Durante los últimos cuatro años, su actividad ha consistido en un festival de campañas superficiales, convenios vacíos, eventos fotogénicos y proyectos digitales que nacen muertos. Pero si uno rasca un poco bajo el barniz institucional, descubre lo que realmente es: el cuarto oscuro de la contratación política. Un organismo paralelo donde los partidos colocan a quienes hay que colocar, lejos del escrutinio público y ajeno a cualquier proceso selectivo transparente.


Un balance de humo


Recibió más de 600.000 € anuales en transferencias del Ayuntamiento.


Organizó hackathons, firmó convenios con ONG y presentó Alcobendas en ferias… pero sin impacto evaluable, sin empleo, sin innovación real.


Mantuvo locales municipales “cedidos” como aportación municipal (valorados en 4.500 €/año) y justificó subvenciones con cesiones de espacio, no con resultados.


Una estructura para la opacidad


Su funcionamiento le permite:


Contratar a personal afín a dedo, sin control, sin oposición y sin publicidad.


Canalizar gastos que el Ayuntamiento no quiere asumir directamente.


Ejecutar proyectos sin evaluación, porque nadie se los exige.


En la práctica, la Fundación opera como una agencia de colocación encubierta, una estructura paralela donde los partidos premian lealtades con sueldos financiados por todos.


Eventos de postureo, cero utilidad


Un hackathon aquí, un photocall allá. ¿Resultados?
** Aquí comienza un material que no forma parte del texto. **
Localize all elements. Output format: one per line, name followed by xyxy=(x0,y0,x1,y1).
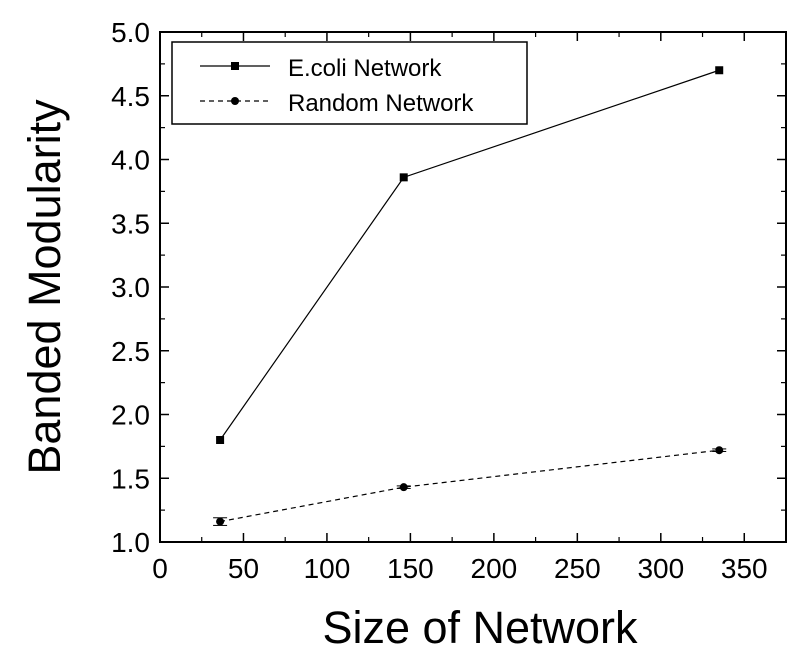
y-tick-label: 2.0 xyxy=(111,400,150,431)
x-tick-label: 150 xyxy=(387,553,434,584)
x-axis-title: Size of Network xyxy=(322,602,638,649)
y-tick-label: 2.5 xyxy=(111,336,150,367)
x-tick-label: 0 xyxy=(152,553,168,584)
x-tick-label: 250 xyxy=(554,553,601,584)
legend-marker-circle xyxy=(231,97,239,105)
y-tick-label: 3.5 xyxy=(111,208,150,239)
y-tick-label: 3.0 xyxy=(111,272,150,303)
data-point-square xyxy=(715,66,724,75)
y-tick-label: 1.0 xyxy=(111,527,150,558)
x-tick-label: 300 xyxy=(637,553,684,584)
x-tick-label: 200 xyxy=(471,553,518,584)
y-tick-label: 1.5 xyxy=(111,463,150,494)
y-tick-label: 4.0 xyxy=(111,145,150,176)
series-layer xyxy=(213,66,727,526)
data-point-circle xyxy=(399,483,408,492)
legend-marker-square xyxy=(231,62,239,70)
series-line-1 xyxy=(219,449,720,523)
legend: E.coli Network Random Network xyxy=(171,41,528,125)
legend-label-random: Random Network xyxy=(288,90,474,117)
x-tick-label: 100 xyxy=(304,553,351,584)
y-axis-title: Banded Modularity xyxy=(19,99,70,475)
x-axis-ticks: 0 50 100 150 200 250 300 350 xyxy=(152,32,768,584)
legend-samples xyxy=(200,62,270,105)
y-tick-label: 4.5 xyxy=(111,81,150,112)
data-point-square xyxy=(399,173,408,182)
y-axis-ticks: 1.0 1.5 2.0 2.5 3.0 3.5 4.0 4.5 5.0 xyxy=(111,17,786,558)
x-tick-label: 350 xyxy=(721,553,768,584)
data-point-circle xyxy=(715,446,724,455)
series-line-0 xyxy=(219,69,720,441)
y-tick-label: 5.0 xyxy=(111,17,150,48)
legend-label-ecoli: E.coli Network xyxy=(288,55,442,82)
x-tick-label: 50 xyxy=(228,553,259,584)
legend-box xyxy=(171,41,528,125)
data-point-square xyxy=(216,436,225,444)
data-point-circle xyxy=(216,517,225,526)
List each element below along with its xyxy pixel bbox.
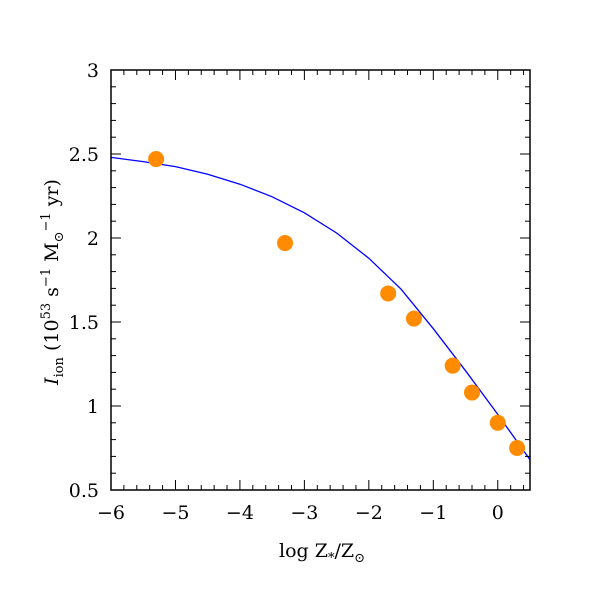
x-tick-labels: −6 −5 −4 −3 −2 −1 0 bbox=[97, 502, 504, 524]
data-point bbox=[277, 235, 294, 252]
y-tick-label: 0.5 bbox=[69, 480, 99, 502]
x-tick-label: −3 bbox=[290, 502, 318, 524]
plot-content bbox=[110, 151, 531, 461]
fit-curve bbox=[110, 156, 531, 461]
x-axis-label: log Z*/Z⊙ bbox=[279, 540, 365, 566]
data-point bbox=[509, 440, 526, 456]
x-tick-label: 0 bbox=[492, 502, 504, 524]
x-tick-label: −2 bbox=[355, 502, 383, 524]
data-point bbox=[148, 151, 165, 168]
x-tick-label: −6 bbox=[97, 502, 125, 524]
y-tick-label: 3 bbox=[87, 60, 99, 82]
y-tick-label: 2 bbox=[87, 228, 99, 250]
y-tick-labels: 0.5 1 1.5 2 2.5 3 bbox=[69, 60, 99, 502]
axis-ticks bbox=[110, 69, 530, 491]
y-tick-label: 1.5 bbox=[69, 312, 99, 334]
data-point bbox=[463, 384, 480, 401]
x-tick-label: −1 bbox=[419, 502, 447, 524]
data-point bbox=[489, 414, 506, 431]
data-point bbox=[380, 285, 397, 302]
data-point bbox=[405, 310, 422, 327]
x-tick-label: −5 bbox=[161, 502, 189, 524]
data-point bbox=[444, 357, 461, 374]
y-axis-label: Iion (1053 s−1 M⊙−1 yr) bbox=[39, 179, 67, 386]
x-tick-label: −4 bbox=[226, 502, 254, 524]
plot-frame bbox=[110, 69, 531, 491]
y-tick-label: 2.5 bbox=[69, 144, 99, 166]
y-tick-label: 1 bbox=[87, 396, 99, 418]
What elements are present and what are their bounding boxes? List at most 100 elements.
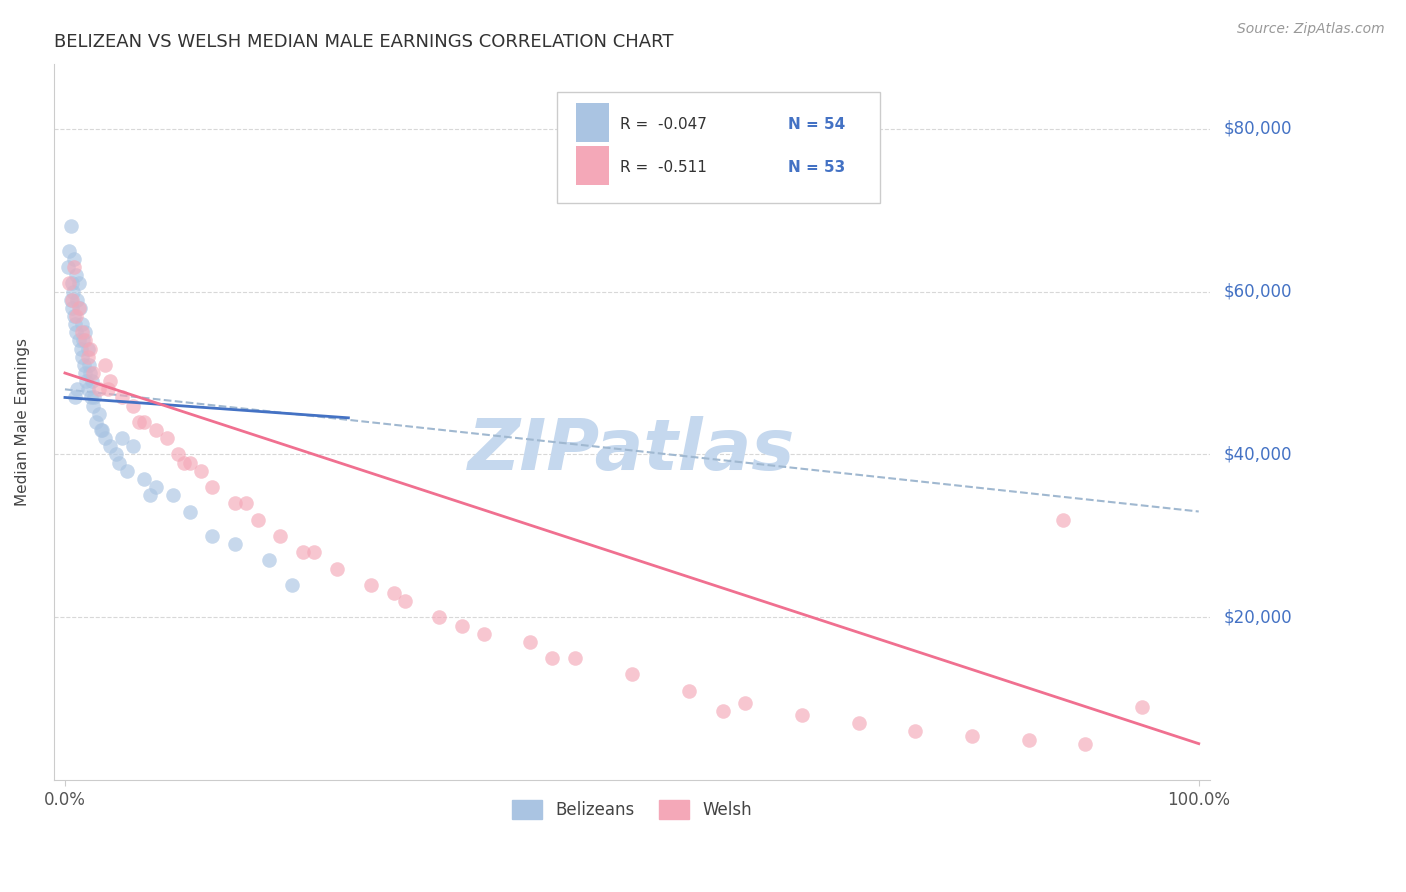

Ninguno conocido.


Una tienda virtual que no funcionó, una app que desapareció, un foro de IA del que nunca más se supo.


Mucha “marca ciudad”, pero sin ciudad real detrás.


Y lo peor: da igual quién gobierne


La Fundación ha sobrevivido a todos los gobiernos municipales, con o sin cambio político.


PP, PSOE, Ciudadanos y VOX han pasado por el gobierno o lo han sostenido… y ninguno ha propuesto su cierre. Ninguno ha querido abrir esa caja. Porque todos han encontrado en ella un refugio útil para colocar perfiles políticos, compromisos personales o favores pendientes.


Solo un tal concejal no adscrito, de apellido Arranz, pidió en un pleno su supresión tácita y la auditoría completa de su actividad.



¿La respuesta del Pleno? Silencio. Porque a todos les interesa tener un lugar donde colocar a los suyos con dinero de todos.


La Fundación Ciudad de Alcobendas no es una herramienta de innovación: es un artefacto político al servicio del marketing institucional y del clientelismo más rancio.


Mientras no se elimine, seguirá simbolizando lo peor de la gestión pública: gasto sin retorno, opacidad sin vergüenza y colocación sin mérito.